Some smaller hospitals have ALC rates that averaged more than 50 per cent between 2011 and the middle of last year, including the Atikokan General Hospital (64.7 per cent) and the Geraldton District Hospital (53.7 per cent), both in Northwestern Ontario; and the Renfrew Victoria Hospital (53.8 per cent) outside Ottawa.

Many of the province’s busy urban and suburban hospitals, by contrast, have ALC rates below 10 per cent, which suggests these hospitals are emphasizing timely discharges, and that more long-term care and home-care options are available for patients in cities.

NDP Leader Andrea Horwath, who has been sharply critical of the way Premier Kathleen Wynne’s government has restrained health-care funding in the past, said she and her MPPs are regularly contacted by constituents who have been threatened with exorbitant hospital fees or told their elderly family members will be dropped in the parking lot if they refuse to take them home.
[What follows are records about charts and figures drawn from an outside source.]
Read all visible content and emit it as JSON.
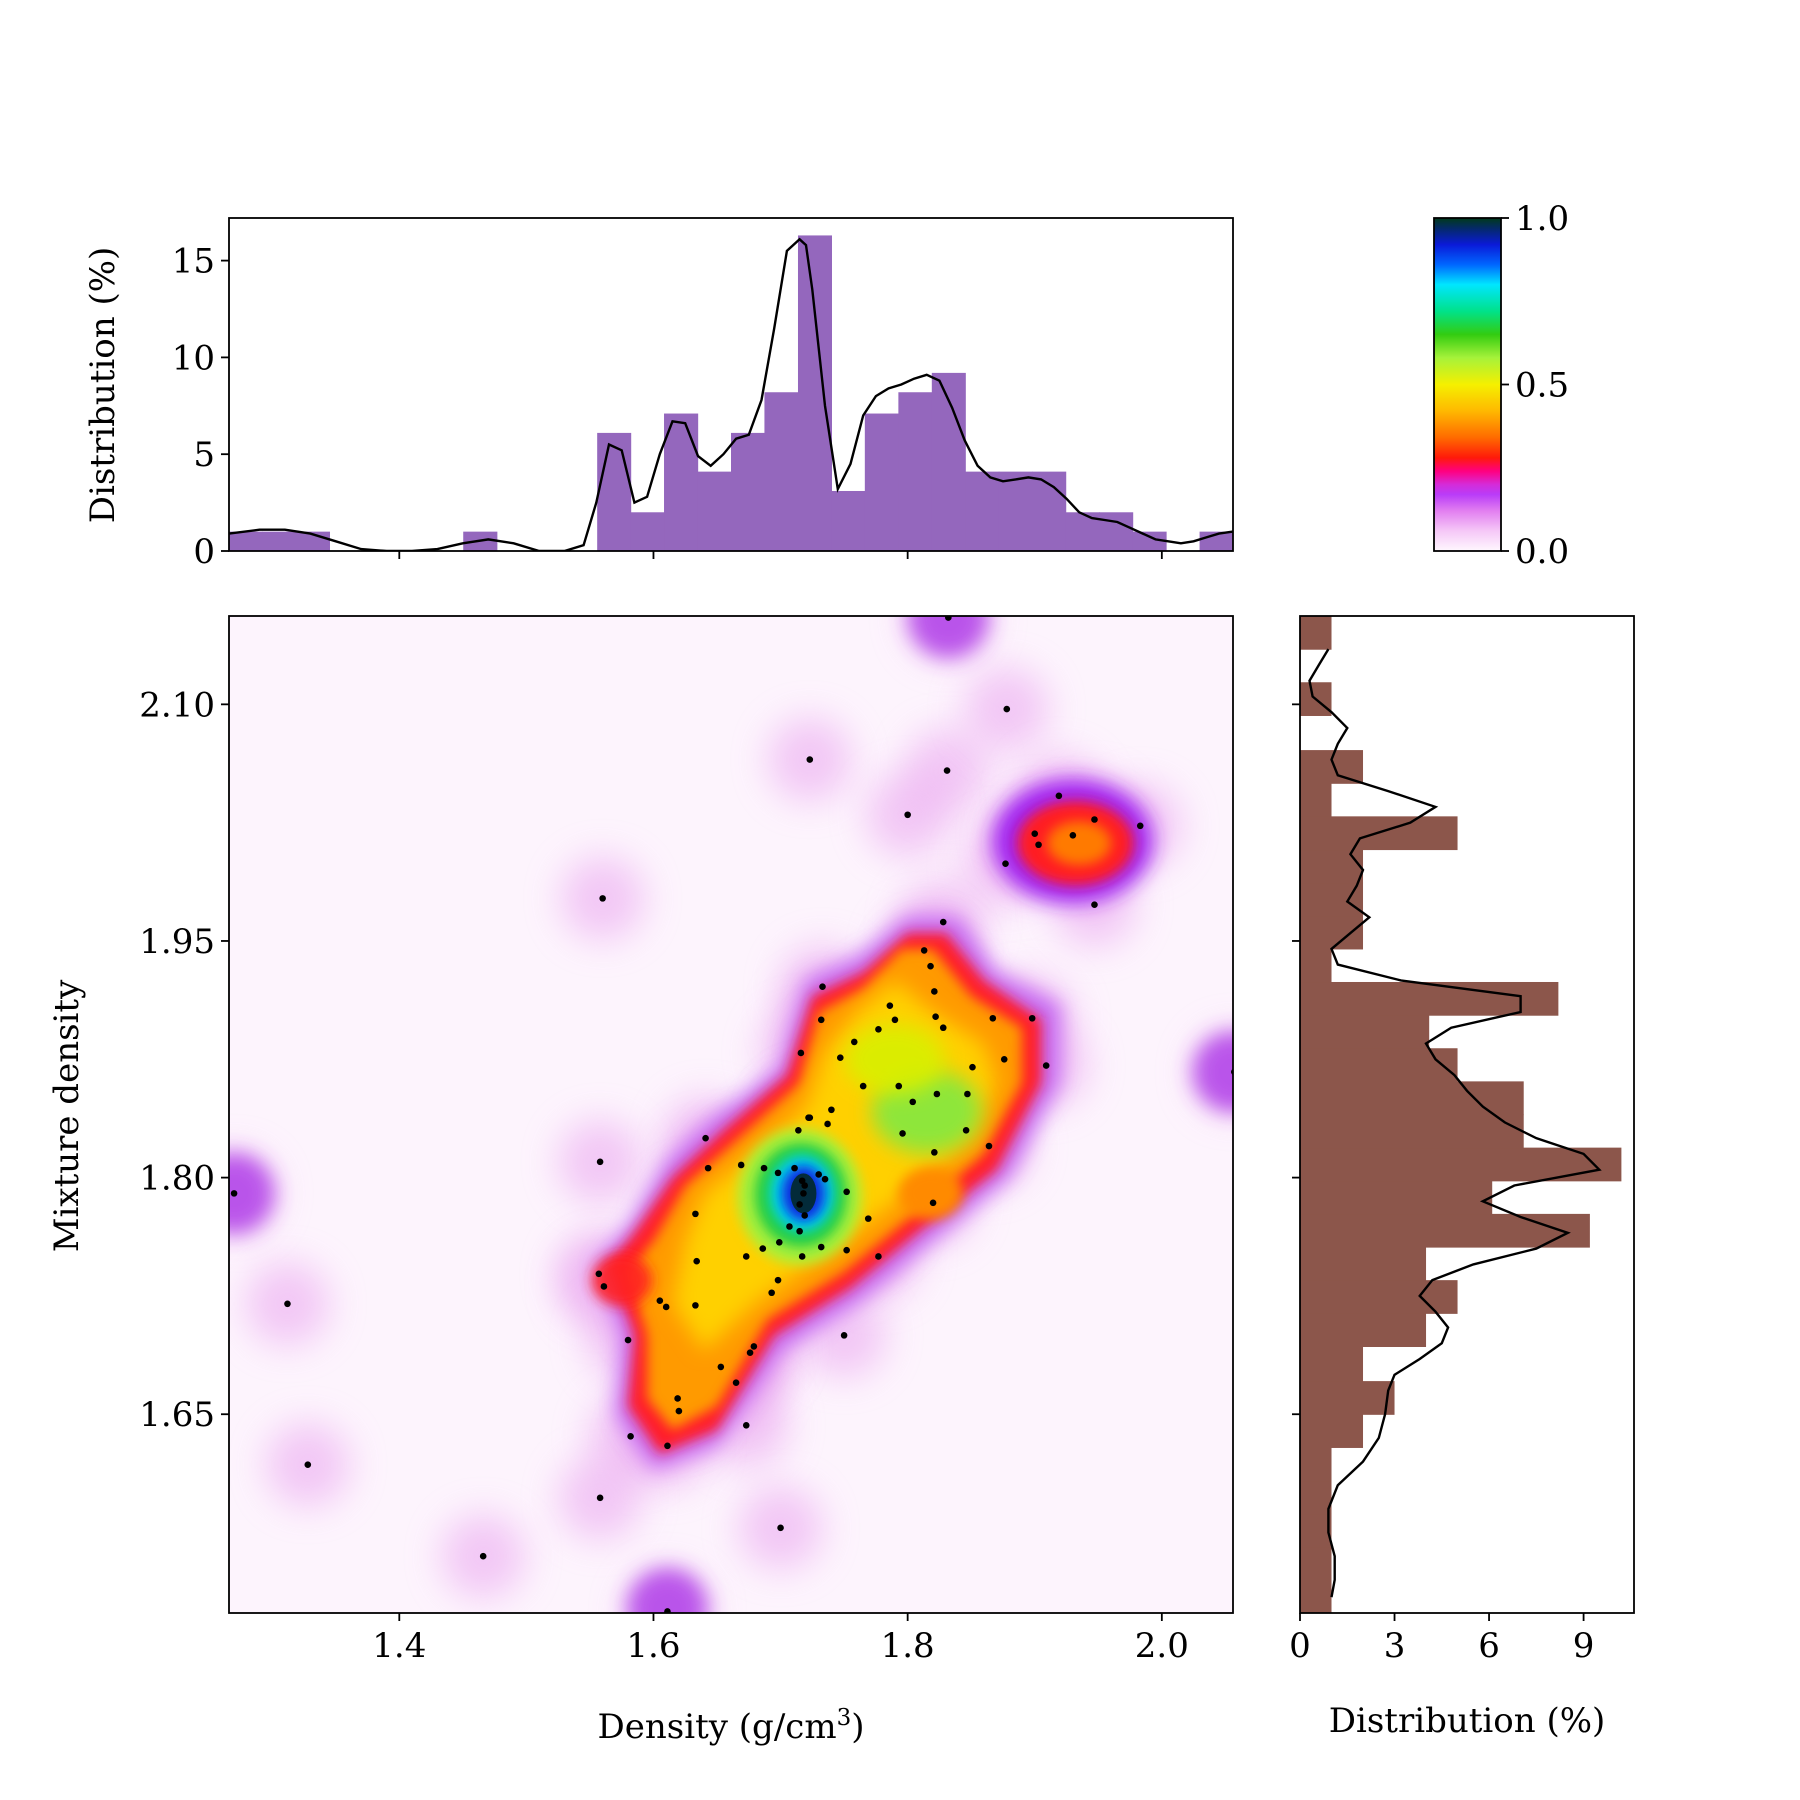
{
  "chart_data": [
    {
      "id": "top-histogram",
      "type": "bar",
      "ylabel": "Distribution (%)",
      "xlim": [
        1.266,
        2.056
      ],
      "ylim": [
        0,
        17.2
      ],
      "yticks": [
        0,
        5,
        10,
        15
      ],
      "ytick_labels": [
        "0",
        "5",
        "10",
        "15"
      ],
      "xticks": [
        1.4,
        1.6,
        1.8,
        2.0
      ],
      "bar_color": "#9467bd",
      "bin_edges": [
        1.266,
        1.2923,
        1.3187,
        1.345,
        1.3713,
        1.3977,
        1.424,
        1.4503,
        1.4767,
        1.503,
        1.5293,
        1.5557,
        1.582,
        1.6083,
        1.6347,
        1.661,
        1.6873,
        1.7137,
        1.74,
        1.7663,
        1.7927,
        1.819,
        1.8453,
        1.8717,
        1.898,
        1.9243,
        1.9507,
        1.977,
        2.0033,
        2.0297,
        2.056
      ],
      "values": [
        1,
        1,
        1,
        0,
        0,
        0,
        0,
        1,
        0,
        0,
        0,
        6.1,
        2,
        7.1,
        4.1,
        6.1,
        8.2,
        16.3,
        3.1,
        7.1,
        8.2,
        9.2,
        4.1,
        4.1,
        4.1,
        2,
        2,
        1,
        0,
        1
      ],
      "kde": {
        "x": [
          1.266,
          1.29,
          1.31,
          1.33,
          1.35,
          1.37,
          1.39,
          1.41,
          1.43,
          1.45,
          1.47,
          1.49,
          1.51,
          1.53,
          1.545,
          1.555,
          1.565,
          1.575,
          1.585,
          1.595,
          1.605,
          1.615,
          1.625,
          1.635,
          1.645,
          1.655,
          1.665,
          1.675,
          1.685,
          1.695,
          1.705,
          1.715,
          1.72,
          1.725,
          1.735,
          1.745,
          1.755,
          1.765,
          1.775,
          1.785,
          1.795,
          1.805,
          1.815,
          1.825,
          1.835,
          1.845,
          1.855,
          1.865,
          1.875,
          1.885,
          1.895,
          1.905,
          1.915,
          1.925,
          1.935,
          1.945,
          1.955,
          1.965,
          1.975,
          1.985,
          1.995,
          2.005,
          2.015,
          2.025,
          2.035,
          2.045,
          2.056
        ],
        "y": [
          0.9,
          1.1,
          1.1,
          0.9,
          0.5,
          0.1,
          0.0,
          0.0,
          0.1,
          0.4,
          0.6,
          0.4,
          0.0,
          0.0,
          0.3,
          2.5,
          5.5,
          5.2,
          2.5,
          2.8,
          5.0,
          6.7,
          6.6,
          4.9,
          4.4,
          5.0,
          5.8,
          6.0,
          7.8,
          11.5,
          15.5,
          16.1,
          15.8,
          13.5,
          7.5,
          3.2,
          4.5,
          7.0,
          8.0,
          8.4,
          8.6,
          8.9,
          9.1,
          8.8,
          7.4,
          5.7,
          4.4,
          3.8,
          3.6,
          3.7,
          3.8,
          3.7,
          3.3,
          2.7,
          2.0,
          1.7,
          1.6,
          1.5,
          1.2,
          0.9,
          0.6,
          0.5,
          0.4,
          0.5,
          0.7,
          0.9,
          1.0
        ]
      }
    },
    {
      "id": "right-histogram",
      "type": "bar",
      "orientation": "horizontal",
      "xlabel": "Distribution (%)",
      "xlim": [
        0,
        10.6
      ],
      "ylim": [
        1.524,
        2.156
      ],
      "xticks": [
        0,
        3,
        6,
        9
      ],
      "xtick_labels": [
        "0",
        "3",
        "6",
        "9"
      ],
      "yticks": [
        1.65,
        1.8,
        1.95,
        2.1
      ],
      "bar_color": "#8c564b",
      "bin_edges": [
        1.524,
        1.545,
        1.566,
        1.587,
        1.608,
        1.629,
        1.65,
        1.671,
        1.693,
        1.714,
        1.735,
        1.756,
        1.777,
        1.798,
        1.819,
        1.84,
        1.861,
        1.882,
        1.903,
        1.924,
        1.945,
        1.966,
        1.987,
        2.008,
        2.029,
        2.05,
        2.071,
        2.093,
        2.114,
        2.135,
        2.156
      ],
      "values": [
        1,
        1,
        1,
        1,
        1,
        2,
        3,
        2,
        4,
        5,
        4,
        9.2,
        6.1,
        10.2,
        7.1,
        7.1,
        5,
        4.1,
        8.2,
        1,
        2,
        2,
        2,
        5,
        1,
        2,
        0,
        1,
        0,
        1
      ],
      "kde": {
        "y": [
          1.534,
          1.545,
          1.56,
          1.575,
          1.59,
          1.605,
          1.62,
          1.635,
          1.65,
          1.665,
          1.675,
          1.685,
          1.695,
          1.705,
          1.715,
          1.725,
          1.735,
          1.745,
          1.755,
          1.765,
          1.775,
          1.785,
          1.795,
          1.805,
          1.815,
          1.825,
          1.835,
          1.845,
          1.855,
          1.865,
          1.875,
          1.885,
          1.895,
          1.905,
          1.915,
          1.925,
          1.935,
          1.945,
          1.955,
          1.965,
          1.975,
          1.985,
          1.995,
          2.005,
          2.015,
          2.025,
          2.035,
          2.045,
          2.055,
          2.065,
          2.075,
          2.085,
          2.095,
          2.105,
          2.115,
          2.125,
          2.135
        ],
        "x": [
          1.0,
          1.1,
          1.1,
          0.9,
          0.9,
          1.2,
          2.0,
          2.5,
          2.7,
          2.8,
          3.0,
          3.8,
          4.5,
          4.7,
          4.3,
          3.8,
          4.2,
          5.5,
          7.5,
          8.5,
          7.0,
          5.8,
          6.8,
          9.5,
          9.0,
          7.5,
          6.5,
          5.8,
          5.3,
          4.9,
          4.3,
          4.0,
          4.8,
          7.0,
          7.0,
          3.2,
          1.2,
          1.0,
          1.6,
          2.2,
          1.5,
          1.8,
          2.0,
          1.6,
          1.9,
          3.5,
          4.3,
          2.8,
          1.2,
          1.0,
          1.2,
          1.5,
          1.0,
          0.4,
          0.3,
          0.6,
          0.9
        ]
      }
    },
    {
      "id": "main-density",
      "type": "heatmap",
      "xlabel_main": "Density (g/cm",
      "xlabel_sup": "3",
      "xlabel_close": ")",
      "ylabel": "Mixture density",
      "xlim": [
        1.266,
        2.056
      ],
      "ylim": [
        1.524,
        2.156
      ],
      "xticks": [
        1.4,
        1.6,
        1.8,
        2.0
      ],
      "xtick_labels": [
        "1.4",
        "1.6",
        "1.8",
        "2.0"
      ],
      "yticks": [
        1.65,
        1.8,
        1.95,
        2.1
      ],
      "ytick_labels": [
        "1.65",
        "1.80",
        "1.95",
        "2.10"
      ],
      "colormap": "gist_ncar_r",
      "points": [
        [
          1.56,
          1.977
        ],
        [
          1.723,
          2.065
        ],
        [
          1.831,
          2.058
        ],
        [
          1.878,
          2.097
        ],
        [
          1.8,
          2.03
        ],
        [
          1.919,
          2.042
        ],
        [
          1.9,
          2.018
        ],
        [
          1.93,
          2.017
        ],
        [
          1.947,
          2.027
        ],
        [
          1.983,
          2.023
        ],
        [
          1.903,
          2.011
        ],
        [
          1.877,
          1.999
        ],
        [
          1.947,
          1.973
        ],
        [
          1.828,
          1.962
        ],
        [
          1.832,
          2.155
        ],
        [
          1.818,
          1.934
        ],
        [
          1.733,
          1.921
        ],
        [
          1.813,
          1.944
        ],
        [
          1.821,
          1.918
        ],
        [
          1.786,
          1.909
        ],
        [
          1.822,
          1.902
        ],
        [
          1.867,
          1.901
        ],
        [
          1.898,
          1.901
        ],
        [
          1.732,
          1.9
        ],
        [
          1.79,
          1.9
        ],
        [
          1.828,
          1.895
        ],
        [
          1.777,
          1.894
        ],
        [
          1.758,
          1.886
        ],
        [
          1.716,
          1.879
        ],
        [
          1.747,
          1.876
        ],
        [
          1.876,
          1.875
        ],
        [
          1.909,
          1.871
        ],
        [
          1.851,
          1.87
        ],
        [
          1.765,
          1.858
        ],
        [
          1.793,
          1.858
        ],
        [
          1.823,
          1.853
        ],
        [
          1.847,
          1.853
        ],
        [
          1.804,
          1.848
        ],
        [
          1.74,
          1.843
        ],
        [
          1.722,
          1.838
        ],
        [
          1.723,
          1.838
        ],
        [
          1.737,
          1.834
        ],
        [
          1.714,
          1.83
        ],
        [
          1.846,
          1.83
        ],
        [
          1.796,
          1.828
        ],
        [
          1.641,
          1.825
        ],
        [
          1.864,
          1.82
        ],
        [
          1.821,
          1.816
        ],
        [
          1.558,
          1.81
        ],
        [
          1.643,
          1.806
        ],
        [
          1.669,
          1.808
        ],
        [
          1.687,
          1.806
        ],
        [
          1.698,
          1.803
        ],
        [
          1.711,
          1.806
        ],
        [
          1.73,
          1.802
        ],
        [
          1.717,
          1.798
        ],
        [
          1.735,
          1.799
        ],
        [
          1.719,
          1.795
        ],
        [
          1.718,
          1.79
        ],
        [
          1.752,
          1.791
        ],
        [
          1.715,
          1.783
        ],
        [
          1.82,
          1.784
        ],
        [
          1.633,
          1.777
        ],
        [
          1.719,
          1.776
        ],
        [
          1.769,
          1.774
        ],
        [
          1.707,
          1.769
        ],
        [
          1.715,
          1.766
        ],
        [
          1.699,
          1.759
        ],
        [
          1.686,
          1.755
        ],
        [
          1.732,
          1.756
        ],
        [
          1.752,
          1.754
        ],
        [
          1.777,
          1.75
        ],
        [
          1.673,
          1.75
        ],
        [
          1.634,
          1.747
        ],
        [
          1.557,
          1.739
        ],
        [
          1.717,
          1.75
        ],
        [
          1.561,
          1.731
        ],
        [
          1.693,
          1.727
        ],
        [
          1.698,
          1.735
        ],
        [
          1.605,
          1.722
        ],
        [
          1.61,
          1.718
        ],
        [
          1.312,
          1.72
        ],
        [
          1.633,
          1.719
        ],
        [
          1.75,
          1.7
        ],
        [
          1.58,
          1.697
        ],
        [
          1.679,
          1.693
        ],
        [
          1.676,
          1.689
        ],
        [
          1.653,
          1.68
        ],
        [
          1.665,
          1.67
        ],
        [
          1.619,
          1.66
        ],
        [
          1.62,
          1.652
        ],
        [
          1.673,
          1.643
        ],
        [
          1.582,
          1.636
        ],
        [
          1.611,
          1.63
        ],
        [
          1.328,
          1.618
        ],
        [
          1.558,
          1.597
        ],
        [
          1.7,
          1.578
        ],
        [
          1.466,
          1.56
        ],
        [
          1.611,
          1.525
        ],
        [
          1.27,
          1.79
        ],
        [
          2.057,
          1.867
        ]
      ],
      "density_peaks": [
        {
          "x": 1.718,
          "y": 1.789,
          "level": 1.0
        },
        {
          "x": 1.818,
          "y": 1.84,
          "level": 0.55
        },
        {
          "x": 1.935,
          "y": 2.012,
          "level": 0.32
        },
        {
          "x": 1.595,
          "y": 1.733,
          "level": 0.3
        }
      ]
    }
  ],
  "colorbar": {
    "ticks": [
      0.0,
      0.5,
      1.0
    ],
    "tick_labels": [
      "0.0",
      "0.5",
      "1.0"
    ]
  }
}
“Families are between a rock and a hard place,” Ms. Horwath said. “Folks have to work, they have to earn a living. They’re not often in a position to drop everything and take care of a loved one.”

After freezing hospital budgets in four of the past five years, the Liberals promised a 3.1-per-cent increase to the sector as part of the largest overall increase in health spending in five years. The government is also promising creative solutions to the ALC challenge, including a voucher program that would help hospital patients awaiting long-term care to move into private retirement homes temporarily.